In a digital system, the time is not continuous, which prevents the use of these methods if no precautions are taken. A rule of thumb is that the classical methods can be used if the sampling frequency is ten times higher than the highest internal frequency. If the sampling frequency gets lower, the deadtime between samples affects the stability of the control loop. A z-transform is used to control these systems.
The z-transform is the counterpart to the Laplace transformation in the standard control loop design. (The interested reader can learn more about z-transforms in [6].)
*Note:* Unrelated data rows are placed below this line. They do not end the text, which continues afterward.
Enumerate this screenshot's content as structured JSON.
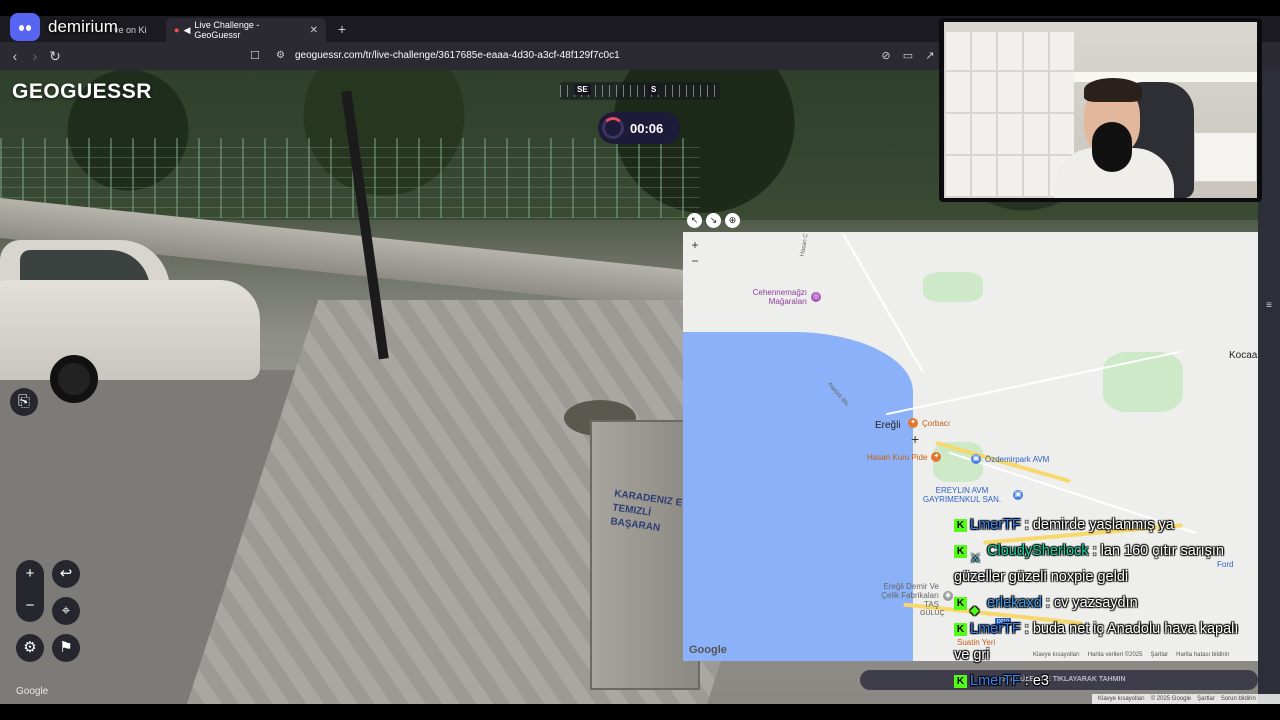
{
  "overlay": {
    "discord_name": "demirium"
  },
  "browser": {
    "tabs": [
      {
        "label": "ve on Ki",
        "active": false
      },
      {
        "label": "Live Challenge - GeoGuessr",
        "active": true
      }
    ],
    "url": "geoguessr.com/tr/live-challenge/3617685e-eaaa-4d30-a3cf-48f129f7c0c1"
  },
  "game": {
    "logo": "GEOGUESSR",
    "compass": [
      "SE",
      "S"
    ],
    "timer": "00:06",
    "bottom_banner": "HARITA ÜZERINE TIKLAYARAK TAHMIN",
    "google_label": "Google",
    "attribution": [
      "Klavye kısayolları",
      "© 2025 Google",
      "Şartlar",
      "Sorun bildirin"
    ]
  },
  "map": {
    "places": {
      "eregli": "Ereğli",
      "kocaali": "Kocaa",
      "gulu": "GÜLÜÇ",
      "hasan": "Hasan C",
      "ataturk": "Atatürk Blv."
    },
    "pois": {
      "cehennem": "Cehennemağzı Mağaraları",
      "corbaci": "Çorbacı",
      "hasankuru": "Hasan Kuru Pide",
      "ozdemir": "Özdemirpark AVM",
      "ereylin": "EREYLIN AVM GAYRIMENKUL SAN.",
      "ford": "Ford",
      "erdemir": "Ereğli Demir Ve Çelik Fabrikaları TAŞ",
      "suatin": "Suatin Yeri"
    },
    "road_sign": "D010",
    "google_label": "Google",
    "footer": [
      "Klavye kısayolları",
      "Harita verileri ©2025",
      "Şartlar",
      "Harita hatası bildirin"
    ]
  },
  "scene": {
    "bin_text": "KARADENIZ E\nTEMIZLİ\nBAŞARAN"
  },
  "chat": [
    {
      "badge": "K",
      "user": "LmerTF",
      "color": "blue",
      "text": ": demirde yaşlanmış ya"
    },
    {
      "badge": "K",
      "extra": "sword",
      "user": "CloudySherlock",
      "color": "teal",
      "text": ": lan 160 çıtır sarışın güzeller güzeli noxpie geldi"
    },
    {
      "badge": "K",
      "extra": "gem",
      "user": "erlekaxd",
      "color": "sky",
      "text": ": cv yazsaydın"
    },
    {
      "badge": "K",
      "user": "LmerTF",
      "color": "blue",
      "text": ": buda net iç Anadolu hava kapalı ve gri"
    },
    {
      "badge": "K",
      "user": "LmerTF",
      "color": "blue",
      "text": ": e3"
    }
  ]
}
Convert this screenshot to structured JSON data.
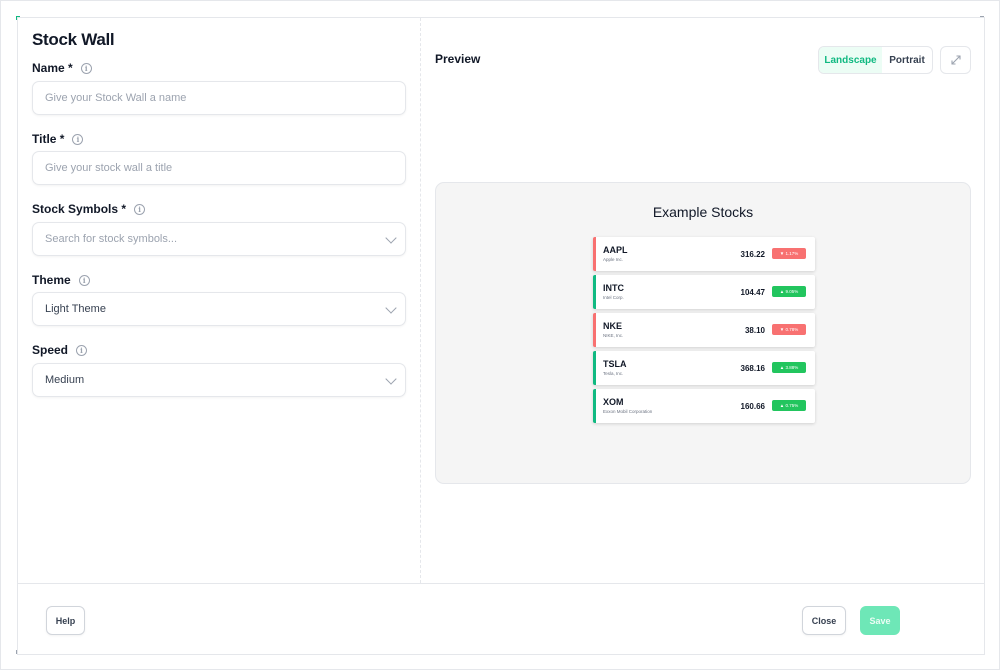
{
  "form": {
    "title": "Stock Wall",
    "name": {
      "label": "Name *",
      "placeholder": "Give your Stock Wall a name"
    },
    "title_field": {
      "label": "Title *",
      "placeholder": "Give your stock wall a title"
    },
    "symbols": {
      "label": "Stock Symbols *",
      "placeholder": "Search for stock symbols..."
    },
    "theme": {
      "label": "Theme",
      "value": "Light Theme"
    },
    "speed": {
      "label": "Speed",
      "value": "Medium"
    }
  },
  "preview": {
    "label": "Preview",
    "orientation": {
      "landscape": "Landscape",
      "portrait": "Portrait",
      "selected": "Landscape"
    },
    "canvas_title": "Example Stocks",
    "stocks": [
      {
        "symbol": "AAPL",
        "name": "Apple Inc.",
        "price": "316.22",
        "change": "▼ 1.17%",
        "direction": "down"
      },
      {
        "symbol": "INTC",
        "name": "Intel Corp.",
        "price": "104.47",
        "change": "▲ 9.05%",
        "direction": "up"
      },
      {
        "symbol": "NKE",
        "name": "NIKE, Inc.",
        "price": "38.10",
        "change": "▼ 0.78%",
        "direction": "down"
      },
      {
        "symbol": "TSLA",
        "name": "Tesla, Inc.",
        "price": "368.16",
        "change": "▲ 3.88%",
        "direction": "up"
      },
      {
        "symbol": "XOM",
        "name": "Exxon Mobil Corporation",
        "price": "160.66",
        "change": "▲ 0.75%",
        "direction": "up"
      }
    ]
  },
  "footer": {
    "help": "Help",
    "close": "Close",
    "save": "Save"
  },
  "colors": {
    "accent": "#10b981",
    "up": "#22c55e",
    "down": "#f87171",
    "save_disabled": "#6ee7b7"
  },
  "icons": {
    "info": "info-icon",
    "chevron": "chevron-down-icon",
    "expand": "expand-icon"
  }
}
With all these prerequisites, it is now possible to model the data flow of multiple channels, such as multiple sensory inputs into a system. These inputs can, as previously described, be processed in parallel, sequence, or both. To be able to process data in parallel efficiently, it is necessary that the data does not have dependencies on each other.
Modern embedded systems that interface between the physical “real” world and the computational “cyber” world add to the challenges of signal processing. To the engineer’s rescue come new powerful digital circuits that effectively push the analog domain boundaries further in favor of digital programmable processing. These modern circuits combine one or more CPUs with DSP and look-up table (LUT) processing to give us more choices for digital signal conditioning. Versatile and fast LVDS pin pairs give us additional design choices for analog-to-digital and digital-to-analog signal conversion.